Slughorn sourit, attendri.

– Cette magie-là ne s'apprend pas dans les grimoires, Regulus... Et, même si cela ne va pas te plaire... Il semblerait que les Moldus puissent la maîtriser.

– Vous plaisantez ?

– Ai-je l'air d'humeur à plaisanter ? En réalité, certains pensent qu'Astakis le Bon lui-même était un Moldu. Personne ne sait si c'est lui qui a détruit l'Horcruxe de son ennemi, mais c'est bien lui qui a porté le coup fatal à Herpo et l'a fait disparaître.
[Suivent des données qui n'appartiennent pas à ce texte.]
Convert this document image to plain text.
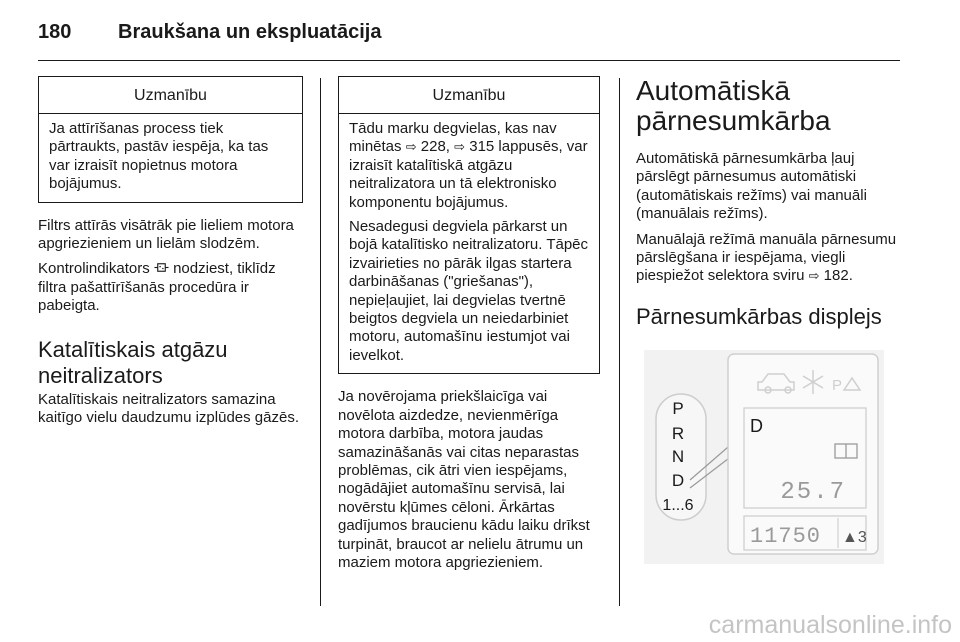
180	Braukšana un ekspluatācija
Uzmanību

Ja attīrīšanas process tiek pārtraukts, pastāv iespēja, ka tas var izraisīt nopietnus motora bojājumus.

Filtrs attīrās visātrāk pie lieliem motora apgriezieniem un lielām slodzēm.

Kontrolindikators nodziest, tiklīdz filtra pašattīrīšanās procedūra ir pabeigta.

Katalītiskais atgāzu neitralizators

Katalītiskais neitralizators samazina kaitīgo vielu daudzumu izplūdes gāzēs.

Uzmanību

Tādu marku degvielas, kas nav minētas ⇨ 228, ⇨ 315 lappusēs, var izraisīt katalītiskā atgāzu neitralizatora un tā elektronisko komponentu bojājumus.

Nesadegusi degviela pārkarst un bojā katalītisko neitralizatoru. Tāpēc izvairieties no pārāk ilgas startera darbināšanas ("griešanas"), nepieļaujiet, lai degvielas tvertnē beigtos degviela un neiedarbiniet motoru, automašīnu iestumjot vai ievelkot.

Ja novērojama priekšlaicīga vai novēlota aizdedze, nevienmērīga motora darbība, motora jaudas samazināšanās vai citas neparastas problēmas, cik ātri vien iespējams, nogādājiet automašīnu servisā, lai novērstu kļūmes cēloni. Ārkārtas gadījumos braucienu kādu laiku drīkst turpināt, braucot ar nelielu ātrumu un maziem motora apgriezieniem.

Automātiskā pārnesumkārba

Automātiskā pārnesumkārba ļauj pārslēgt pārnesumus automātiski (automātiskais režīms) vai manuāli (manuālais režīms).

Manuālajā režīmā manuāla pārnesumu pārslēgšana ir iespējama, viegli piespiežot selektora sviru ⇨ 182.

Pārnesumkārbas displejs
P
R
N
D
1...6
P
D
25.7
11750 ▲3
carmanualsonline.info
Regulus hocha la tête, perplexe, écrasé par l'immensité de la tâche à accomplir pour vaincre Lord Voldemort. Il était seul, sans aucune aide – car le professeur Slughorn, avachi dans son fauteuil, ne pouvait être considéré comme une aide acceptable. Avec un tel secret en sa possession, il ne pouvait avoir confiance en personne, pas même en sa propre famille : son père pourrait prendre peur, et agir de façon irréfléchie comme il avait l'habitude de le faire, mettant en péril toute entreprise destinée à vaincre Lord Voldemort... Il fallait être prudent, très prudent, car le moindre faux pas risquait de tout anéantir...

– Il faut prévenir Dumbledore, décida soudain Regulus dans un sursaut de lucidité. Il faut absolument que vous lui expliquiez tout ça.

Mais Slughorn secoua résolument la tête.

– Impossible... C'est impossible, Regulus... Enfin, que penserait-il de moi ? Il saurait que tout est ma faute ! Il me renverrait de Poudlard, sans aucun doute, et plus personne ne songerait à me côtoyer !

Regulus dut fournir un effort surhumain pour ne pas se mettre en colère.

– Vous êtes le seul à le pouvoir ! Je ne sais pas où il est, et...

– Et tu penses que j'aurai davantage de facilité à le joindre ? Dumbledore n'interagit qu'avec un nombre d'interlocuteurs extrêmement restreint ; il est recherché par des dizaines de tueurs sanguinaires, il ne prendra certainement pas la peine de me rendre visite ! Et même à la rentrée, à Poudlard, on dit qu'il ne sera peut-être pas présent... Non, vraiment, Regulus, je ne vais certainement pas pouvoir t'aider, il va falloir que tu le recherches par toi-même...

– Professeur, je suis un MANGEMORT ! Il n'aura jamais confiance en moi ! Tandis que vous... Il vous écoutera, j'en suis sûr !

Le professeur Slughorn tressaillit, et soudain, le ton de sa voix devint extrêmement froid.

– Exactement, tu es un Mangemort, dit-il. Peut-être même un dangereux criminel, que sais-je ? Et pourtant, je t'ai accueilli sous mon toit, j'ai bu une boisson que tu aurais pu empoisonner, je t'ai livré des informations qui pourraient me faire assassiner sur-le-champ. Tu es d'ailleurs peut-être en train de me tendre un piège, ou bien peut-être cherches-tu des informations pour créer toi-même un Horcruxe ? Après tout ce que j'ai appris ce soir, je dois dire que je ne sais plus qui croire...

Slughorn l'observait anxieusement. Visiblement, sa peur avait pris le dessus sur tout le reste.

– J'ai déjà commis assez d'imprudences comme cela, décréta-t-il en se levant. Je suis un vieil homme fatigué : ma contribution s'arrête là. Maintenant, va-t'en, s'il te plaît.

– Professeur ! Vous ne pouvez pas...

– Je t'ai demandé de partir, Regulus. Cette discussion est close.

Regulus en resta sans voix. Personne, sans doute, n'avait jamais été si proche de vaincre Lord Voldemort ; et pourtant, voilà que leur quête était mise à mal avant même d'être initiée, simplement parce que le professeur Slughorn refusait de lui faire pleinement confiance. C'était à en pleurer de rage.

Un peu sonné, il sentit Slughorn le pousser vers la cheminée, et lui mettre dans la main une poignée de poudre de Cheminette.

– Je vais récupérer ce médaillon, Professeur, déclara Regulus. Je vais le détruire.

Mais Slughorn ne l'écoutait plus. Regulus soupira, se plia en deux pour rentrer dans la cheminée, et disparut dans une grande explosion verte.